At Fairfax High School, Sutton Coldfield, where his father became deputy headmaster, Morgan was thrown out of art lessons “as the teacher said I was spoiling the classes for the others by taking all the attention”, but he was saved by the arrival of a new art teacher. Morgan studied art at the Newcastle Fine Art Department, which had long been run on radical and unstructured lines by Victor Pasmore and Richard Hamilton. “It saw itself as the avant-garde,” Morgan recalled, “but fortunately it still had remnants of the ancien regime.” He caught the eye of Leonard Evetts, who, on hearing that Morgan was using paints from the shop downstairs said “not anymore, my boy, you will make your own paint from now on”.
Evetts instructed Morgan in the technical side of painting, from tempura, fresco, stretching and lining to making paint, unfashionable skills that Morgan honed throughout his career. “I am not puritan,” Morgan said, “but whilst all my contemporaries were doing the modern idea of art, the abstract and conceptual, I was getting taught the fundamentals, and it was invigorating.”
Despite his father’s reservations at him becoming an artist, he moved to London after university, lodging in the church of Saint Peter’s, Vauxhall. Arriving with just a rucksack and £200, he was forced to make his own way.
It was here that he met Peter (now Lord) Lilley, a member of the congregation, who won Morgan his first commission; a portrait of the former Prime Minister, Alec Douglas-Home, for the Carlton Club. “He had this extraordinary ability to capture the essence of a person,” Lilley recalled. “Alec Douglas-Home was like a walking skeleton, and in his portrait you can see the skull beneath the skin.”
In 1982, Princess Antonia, Marchioness of Douro, commissioned Morgan to paint murals for the private dining room at Aspley House. She propelled him into London society, and it was at Apsley House that Morgan met the art dealer Anthony Mould, who bought Morgan’s first self-portrait for NatWest Bank, “probably the best thing he ever painted,” said Mould (although many say it is his conversation piece of his beloved Chelsea Arts Club). Morgan and Mould organised three exhibitions together, one held in Claridge’s with a wild, riotous opening party; “it beggared us both,” said Morgan.
This exhibition was the first showing of Morgan’s series of jazz paintings, some featuring his friend, the musician, George Melly. The star of the show, a large triptych of the Golden Gate Quartet, was bought by Andrew Lloyd Webber.

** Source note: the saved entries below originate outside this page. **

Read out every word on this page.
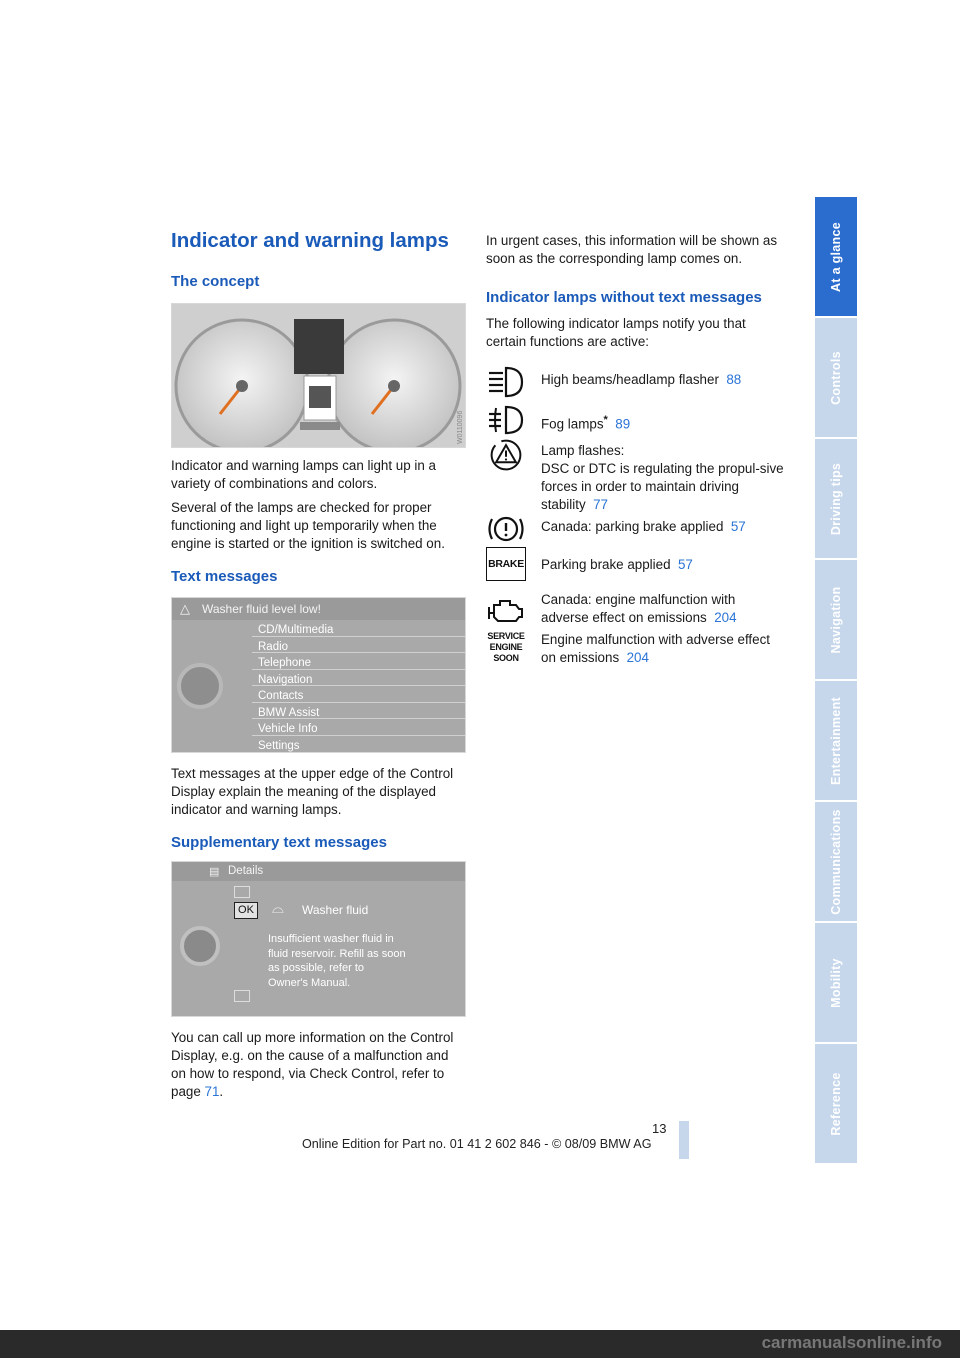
Indicator and warning lamps
The concept
W0110096

Indicator and warning lamps can light up in a variety of combinations and colors.

Several of the lamps are checked for proper functioning and light up temporarily when the engine is started or the ignition is switched on.

Text messages
△ Washer fluid level low!
CD/Multimedia
Radio
Telephone
Navigation
Contacts
BMW Assist
Vehicle Info
Settings

Text messages at the upper edge of the Control Display explain the meaning of the displayed indicator and warning lamps.

Supplementary text messages
▤ Details
OK ⌓ Washer fluid
Insufficient washer fluid in
fluid reservoir. Refill as soon
as possible, refer to
Owner's Manual.

You can call up more information on the Control Display, e.g. on the cause of a malfunction and on how to respond, via Check Control, refer to page 71.

In urgent cases, this information will be shown as soon as the corresponding lamp comes on.

Indicator lamps without text messages

The following indicator lamps notify you that certain functions are active:

High beams/headlamp flasher 88
Fog lamps* 89
Lamp flashes:
DSC or DTC is regulating the propul-sive forces in order to maintain driving stability 77
Canada: parking brake applied 57
BRAKE Parking brake applied 57
Canada: engine malfunction with adverse effect on emissions 204
SERVICE
ENGINE
SOON
Engine malfunction with adverse effect on emissions 204
At a glance
Controls
Driving tips
Navigation
Entertainment
Communications
Mobility
Reference
13
Online Edition for Part no. 01 41 2 602 846 - © 08/09 BMW AG
carmanualsonline.info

Although he claimed his horse Doric was his only friend, Morgan was a great conversationalist, affable and willing to shock and tease, and he made friends quickly. Famous sitters included Tom Stoppard, Paul Dirac and Philip Larkin, but he was just as passionate painting “forgotten people”.
Like Sargent, he was a fine watercolourist and in later years he liked rise early to capture the sunrise from his Herefordshire garden. He was unapologetically old fashioned; in his studio he would bring in tea and biscuits on a trolley, and he was a lover of history, jazz and old cars.
His narrative paintings, such as his historical reconstruction of The Climax of the Battle of Waterloo, painted for the Marquess of Douro, were remarkable for their accuracy.In 1977 he married Susie Sandilands, a designer, and they had three children, Alexander, Romilly and Bo. After they divorced, he married Sarah Milligan, an abstract painter, and they had three children, twins, Perseus and Velvet, and then Samuel.Born to the brush, Howard Morgan was buried with his paints, palette and brushes.